The correct answer is $\boxed{\text{C}}$.
An eigenvector of a matrix $A$ corresponding to the eigenvalue $\lambda$ is a nonzero vector $v$ such that $Av=\lambda v$. In other words, an eigenvector is a vector that is scaled by a constant when it is multiplied by the matrix.
We are given that the matrix $M$ has eigenvalues $-3$, $-3$, and $5$. We are also given that an eigenvector corresponding to the eigenvalue $5$ is $[1 2 -1]^T$. This means that $M[1 2 -1]^T=5[1 2 -1]^T$. We can rewrite this equation as $M-5I[1 2 -1]^T=0$.
To find the other eigenvectors of $M$, we can use the following formula:
$$v_2=\frac{1}{\|M-5I\|}\left(M-5I\right)v_1$$
where $v_1$ is an eigenvector of $M$ corresponding to the eigenvalue $5$ and $\|M-5I\|$ is the determinant of the matrix $M-5I$.

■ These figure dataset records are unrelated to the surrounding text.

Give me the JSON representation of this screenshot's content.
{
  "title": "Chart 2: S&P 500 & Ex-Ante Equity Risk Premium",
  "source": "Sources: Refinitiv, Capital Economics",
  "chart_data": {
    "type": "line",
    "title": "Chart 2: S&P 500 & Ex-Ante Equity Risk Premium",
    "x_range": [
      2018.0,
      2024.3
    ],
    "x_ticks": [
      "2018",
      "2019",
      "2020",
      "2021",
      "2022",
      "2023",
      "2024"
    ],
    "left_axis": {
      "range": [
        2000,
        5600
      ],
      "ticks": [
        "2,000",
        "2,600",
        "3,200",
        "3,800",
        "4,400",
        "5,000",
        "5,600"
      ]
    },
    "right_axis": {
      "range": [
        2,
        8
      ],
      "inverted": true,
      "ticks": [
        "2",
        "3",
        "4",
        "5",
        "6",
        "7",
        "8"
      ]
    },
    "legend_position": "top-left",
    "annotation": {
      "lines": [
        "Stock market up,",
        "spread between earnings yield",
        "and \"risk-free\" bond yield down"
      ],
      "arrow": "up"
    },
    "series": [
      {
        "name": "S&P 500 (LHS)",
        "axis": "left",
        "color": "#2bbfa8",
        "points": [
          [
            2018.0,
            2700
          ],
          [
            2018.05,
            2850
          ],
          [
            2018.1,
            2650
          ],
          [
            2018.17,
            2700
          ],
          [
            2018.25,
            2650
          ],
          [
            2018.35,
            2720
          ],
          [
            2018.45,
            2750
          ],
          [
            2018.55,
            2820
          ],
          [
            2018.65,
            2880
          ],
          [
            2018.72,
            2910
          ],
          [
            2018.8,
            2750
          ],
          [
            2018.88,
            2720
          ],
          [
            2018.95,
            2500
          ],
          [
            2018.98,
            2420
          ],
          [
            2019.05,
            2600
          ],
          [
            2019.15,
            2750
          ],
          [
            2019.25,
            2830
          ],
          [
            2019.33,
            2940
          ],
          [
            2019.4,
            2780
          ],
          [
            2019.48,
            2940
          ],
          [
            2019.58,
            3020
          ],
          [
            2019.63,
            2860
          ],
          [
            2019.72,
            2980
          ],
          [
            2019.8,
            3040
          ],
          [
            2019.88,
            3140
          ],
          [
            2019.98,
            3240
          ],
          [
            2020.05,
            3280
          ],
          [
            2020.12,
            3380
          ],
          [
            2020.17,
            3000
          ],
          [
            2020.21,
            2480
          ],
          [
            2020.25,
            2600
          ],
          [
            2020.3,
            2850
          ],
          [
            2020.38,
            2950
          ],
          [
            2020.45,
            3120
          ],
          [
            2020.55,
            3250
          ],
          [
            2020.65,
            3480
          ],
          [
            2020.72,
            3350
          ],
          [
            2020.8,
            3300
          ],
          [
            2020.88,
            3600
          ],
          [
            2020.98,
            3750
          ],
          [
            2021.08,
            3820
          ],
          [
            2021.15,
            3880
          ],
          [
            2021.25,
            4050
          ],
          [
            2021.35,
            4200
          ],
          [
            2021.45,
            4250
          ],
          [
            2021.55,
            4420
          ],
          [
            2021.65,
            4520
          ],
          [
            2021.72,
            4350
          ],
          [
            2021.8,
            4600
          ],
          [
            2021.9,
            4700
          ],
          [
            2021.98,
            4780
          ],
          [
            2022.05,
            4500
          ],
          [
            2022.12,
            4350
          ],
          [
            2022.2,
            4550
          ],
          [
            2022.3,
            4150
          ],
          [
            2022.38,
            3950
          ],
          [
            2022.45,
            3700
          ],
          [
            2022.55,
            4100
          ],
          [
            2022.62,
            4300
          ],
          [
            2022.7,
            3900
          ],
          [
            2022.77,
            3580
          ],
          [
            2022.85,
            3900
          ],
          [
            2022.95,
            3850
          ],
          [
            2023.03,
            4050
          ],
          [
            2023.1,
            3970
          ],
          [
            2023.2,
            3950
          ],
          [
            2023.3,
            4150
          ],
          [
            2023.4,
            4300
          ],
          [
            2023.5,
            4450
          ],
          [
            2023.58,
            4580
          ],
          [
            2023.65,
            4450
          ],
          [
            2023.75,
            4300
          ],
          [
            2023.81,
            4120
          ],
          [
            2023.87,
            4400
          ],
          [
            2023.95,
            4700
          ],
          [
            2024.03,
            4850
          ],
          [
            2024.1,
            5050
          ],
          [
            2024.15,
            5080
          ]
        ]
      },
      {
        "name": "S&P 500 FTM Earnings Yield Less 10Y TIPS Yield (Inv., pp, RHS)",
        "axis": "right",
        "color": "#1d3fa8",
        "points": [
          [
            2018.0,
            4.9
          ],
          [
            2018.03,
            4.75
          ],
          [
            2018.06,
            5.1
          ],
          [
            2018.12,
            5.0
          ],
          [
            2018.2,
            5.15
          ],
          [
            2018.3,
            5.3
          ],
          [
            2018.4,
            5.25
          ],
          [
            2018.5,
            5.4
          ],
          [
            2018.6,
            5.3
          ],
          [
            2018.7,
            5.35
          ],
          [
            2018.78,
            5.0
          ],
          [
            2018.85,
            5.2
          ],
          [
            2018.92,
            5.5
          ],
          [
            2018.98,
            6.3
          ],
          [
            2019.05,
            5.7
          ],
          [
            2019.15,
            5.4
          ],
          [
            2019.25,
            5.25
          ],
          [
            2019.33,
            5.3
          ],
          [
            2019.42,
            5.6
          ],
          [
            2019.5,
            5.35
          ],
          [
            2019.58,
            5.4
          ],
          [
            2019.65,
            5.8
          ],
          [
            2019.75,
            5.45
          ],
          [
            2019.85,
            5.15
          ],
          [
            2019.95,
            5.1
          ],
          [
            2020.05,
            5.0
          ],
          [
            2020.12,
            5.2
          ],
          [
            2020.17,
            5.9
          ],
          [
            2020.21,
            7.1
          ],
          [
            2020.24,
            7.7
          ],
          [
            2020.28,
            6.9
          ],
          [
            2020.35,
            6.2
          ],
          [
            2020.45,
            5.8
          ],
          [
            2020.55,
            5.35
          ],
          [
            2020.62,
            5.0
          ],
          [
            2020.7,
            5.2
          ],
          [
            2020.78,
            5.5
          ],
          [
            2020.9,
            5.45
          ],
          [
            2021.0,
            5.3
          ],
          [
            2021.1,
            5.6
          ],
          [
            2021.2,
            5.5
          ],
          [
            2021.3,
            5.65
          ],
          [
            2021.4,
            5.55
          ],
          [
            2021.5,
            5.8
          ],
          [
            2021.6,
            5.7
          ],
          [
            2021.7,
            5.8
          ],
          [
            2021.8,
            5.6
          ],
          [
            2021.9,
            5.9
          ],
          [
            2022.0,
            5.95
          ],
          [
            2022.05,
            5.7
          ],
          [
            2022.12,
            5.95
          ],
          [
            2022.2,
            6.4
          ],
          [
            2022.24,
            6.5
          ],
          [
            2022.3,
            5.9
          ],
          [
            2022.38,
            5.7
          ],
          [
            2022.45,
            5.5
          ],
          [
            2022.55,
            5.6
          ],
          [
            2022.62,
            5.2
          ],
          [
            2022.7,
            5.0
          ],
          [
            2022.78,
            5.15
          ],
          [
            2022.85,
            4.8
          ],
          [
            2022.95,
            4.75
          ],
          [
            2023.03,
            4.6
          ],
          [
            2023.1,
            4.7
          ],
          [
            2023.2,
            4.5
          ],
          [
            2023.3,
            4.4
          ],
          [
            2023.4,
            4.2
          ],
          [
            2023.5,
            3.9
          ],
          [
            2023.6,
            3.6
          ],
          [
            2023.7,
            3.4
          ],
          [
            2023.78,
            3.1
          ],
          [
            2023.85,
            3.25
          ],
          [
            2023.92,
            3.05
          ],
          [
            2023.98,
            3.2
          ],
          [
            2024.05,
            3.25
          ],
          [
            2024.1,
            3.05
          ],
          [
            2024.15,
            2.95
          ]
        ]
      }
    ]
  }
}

In this case, $\|M-5I\|=-2$. Therefore, the other eigenvector of $M$ is:
$$v_2=\frac{1}{-2}\left(M-5I\right)[1 2 -1]^T=\left[{\begin{array}{*{20}{c}} 1&{\sqrt[3]{2}}&{ – 1} \end{array}} \right]^T$$
Therefore, one of the eigenvectors of the matrix $M^3$ is $\boxed{\left[ {\begin{array}{*{20}{c}} 1&{\sqrt[3]{2}}&{ – 1} \end{array}} \right]^T}$.